2. Yes, the problem seems to have gone away after removing the biggest DLEs (appr. 40 and 60G). I still see, however, my Nagios monitoring reporting low memory during AMANDA dumps (free memory down to 0.5%, 1% etc.). I have had one successful dump without any processes being killed so far. 2007-03-02, even having the largest DLEs off the list resulted in 1 process being killed. 2007-03-03, however, things went reasonably OK, except for continous high memory usage.

3. Please see attached amanda.conf.txt

4. During the "amflush" runs (I do not monitor using "top" during nightly backups), taper seems to use quite a lot pf CPU and memory, also MegaCtrl (Dell management console) uses quite a bit (3.5% CPU, but not much memory).
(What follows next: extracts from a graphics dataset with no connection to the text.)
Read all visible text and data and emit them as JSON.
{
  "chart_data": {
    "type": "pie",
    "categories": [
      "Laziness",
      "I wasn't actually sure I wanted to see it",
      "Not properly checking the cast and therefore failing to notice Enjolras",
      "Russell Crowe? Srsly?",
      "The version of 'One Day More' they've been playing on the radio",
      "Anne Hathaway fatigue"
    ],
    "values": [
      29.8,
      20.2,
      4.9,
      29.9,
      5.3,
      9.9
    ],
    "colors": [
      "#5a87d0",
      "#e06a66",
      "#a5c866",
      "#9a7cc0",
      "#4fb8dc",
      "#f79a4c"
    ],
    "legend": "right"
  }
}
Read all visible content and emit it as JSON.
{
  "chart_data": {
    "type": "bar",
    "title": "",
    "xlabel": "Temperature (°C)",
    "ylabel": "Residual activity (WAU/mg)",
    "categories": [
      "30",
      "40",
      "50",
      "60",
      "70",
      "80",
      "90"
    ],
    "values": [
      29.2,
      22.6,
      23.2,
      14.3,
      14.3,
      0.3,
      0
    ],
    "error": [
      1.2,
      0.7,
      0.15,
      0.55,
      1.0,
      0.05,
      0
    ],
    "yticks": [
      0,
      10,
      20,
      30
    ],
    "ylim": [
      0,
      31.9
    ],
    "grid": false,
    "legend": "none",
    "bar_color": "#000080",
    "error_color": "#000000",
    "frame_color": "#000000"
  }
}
Should you require more information I will do a few "top" dumps during the nightly backups.

martineau
March 5th, 2007, 09:34 AM
Did your biggest DLE go to the holding disk or if they go directly to tape?
Do you have a tape_splitsize defined?

beastyfahr
March 5th, 2007, 12:34 PM
Did your biggest DLE go to the holding disk or if they go directly to tape?
Do you have a tape_splitsize defined?
martineau, thank you for your response, please see answers below:

1. That would vary from time to time, in most cases both or one of the biggest DLEs (again, appr. 40 and 60G, resp.) would be left on the holding disk. I recall having to run amflush almost every morning, because either amdump/amflush was killed by the OOM killer.
2. My "tape_splitsize" is unchanged as in the default AMANDA config. Those dump types that make use of this parameter are not used in my DLE list (/etc/amanda/CONF/disklist). Also, our LTO-2 tape native size is 200G and the dumps do not exceed this size even if we'd do full dumps evry night, therefore there's no need to define it, as far as I understand.